Yes!!!! A foul mouthed cop from Detroit who becomes a stranger in a strange land while visiting Beverly Hills to solve his friend’s murder. That’s a film that’s had a great impact on me. As a writer, director Martin Brest’s film (later to do Midnight Run and Scent Of A Woman) offers a very simple blue print to allow Murphy to run wild. It cuts out a lot of complicated red herrings to just stay on a straight resolution. As Murphy’s Detective Axel Foley (great character name) comes across another development, in walks another great set up.

I compare the frame of Beverly Hills Cop and Eddie Murphy to the first Mission: Impossible film with Tom Cruise. The Cruise film makes a huge oversight. Early on it introduces a huge array of characters for an M:I team and then eliminates them all to hardly be used. It was wall to wall Tom Cruise. He was a producer on that film with much creative control and it felt to me as if he insisted on owning every scene, every line, every moment. It turned me off a little.
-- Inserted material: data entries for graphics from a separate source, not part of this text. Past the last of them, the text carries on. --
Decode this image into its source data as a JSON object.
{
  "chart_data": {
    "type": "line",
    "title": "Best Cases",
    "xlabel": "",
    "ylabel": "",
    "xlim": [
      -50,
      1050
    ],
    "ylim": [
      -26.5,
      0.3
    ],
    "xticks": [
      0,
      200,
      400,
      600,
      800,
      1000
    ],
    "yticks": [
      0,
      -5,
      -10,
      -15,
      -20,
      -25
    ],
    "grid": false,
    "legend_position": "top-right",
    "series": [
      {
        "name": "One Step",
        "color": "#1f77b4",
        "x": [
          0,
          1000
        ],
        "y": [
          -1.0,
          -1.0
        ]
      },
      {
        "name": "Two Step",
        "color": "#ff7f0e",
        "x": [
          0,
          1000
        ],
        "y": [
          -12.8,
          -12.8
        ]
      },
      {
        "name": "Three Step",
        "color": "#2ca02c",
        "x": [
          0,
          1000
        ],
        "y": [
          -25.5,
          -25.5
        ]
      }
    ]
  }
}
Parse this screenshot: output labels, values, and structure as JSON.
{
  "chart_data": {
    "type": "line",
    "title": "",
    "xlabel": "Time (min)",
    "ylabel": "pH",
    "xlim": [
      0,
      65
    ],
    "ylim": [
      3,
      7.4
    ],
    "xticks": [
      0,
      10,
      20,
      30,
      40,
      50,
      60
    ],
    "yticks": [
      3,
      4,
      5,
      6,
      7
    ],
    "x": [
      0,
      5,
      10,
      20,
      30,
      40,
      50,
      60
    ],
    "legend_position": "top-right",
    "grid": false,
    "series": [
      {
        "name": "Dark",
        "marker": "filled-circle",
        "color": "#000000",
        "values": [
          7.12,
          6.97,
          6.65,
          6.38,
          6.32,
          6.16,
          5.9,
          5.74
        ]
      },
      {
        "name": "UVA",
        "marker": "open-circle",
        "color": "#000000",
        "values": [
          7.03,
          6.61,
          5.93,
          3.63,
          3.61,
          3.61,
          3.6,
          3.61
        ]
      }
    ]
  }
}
Murphy on the other hand plays along with his ensemble. Ashton and Reinhold have great moments all to themselves. I still die laughing out loud as Reinhold tries to subdue a situation by ordering an army of machine gun toting bad guys to lay down their weapons only to be silenced with another round of gunfire. The banana in the tailpipe! Ashton working with Murphy to stop a random robbery at strip joint, and then helping to save him later on from arrest. What about Ashton trying to climb a wall during a shootout?

Then there’s Murphy and Pinchot discussing a weird art piece (“Get the fuck outta here!”). Couldn’t you envision Pinchot and Murphy in another film together?  A shame it hasn’t happened.  (No, I won’t count the dreadful reunion in Beverly Hills Cop III.)

Brest provides great showpieces accompanied by one of the best film soundtracks ever. I will never not listen to “Neutron Dance” by the Pointer Sisters on Sirius XM’s 80s on 8 while recalling this film’s opening scene double rig truck chase. Brest directs a symphonic high energy blend of sight and sound. Plays like an awesome music video. Same goes for Glenn Frey’s “The Heat Is On.” If I ever get an opportunity to visit Detroit, that’s what will be playing in my head.

Orchestrator Harold Faltermeyer’s electronic keyboard deserves much credit as well. His covert, sneaky 5 note tune shaped the Axel Foley character. Faltermeyer only made Murphy even cooler during the heyday of “Miami Vice MTV Cops.”

Beverly Hills Cop remains one of the best films with the longest staying power of the 1980s. It’s a comedy. It’s an action picture. It’s music filled fun with great characters. It’ll always be Eddie Murphy’s best film. I can watch it again and again. I’ll never tire of it.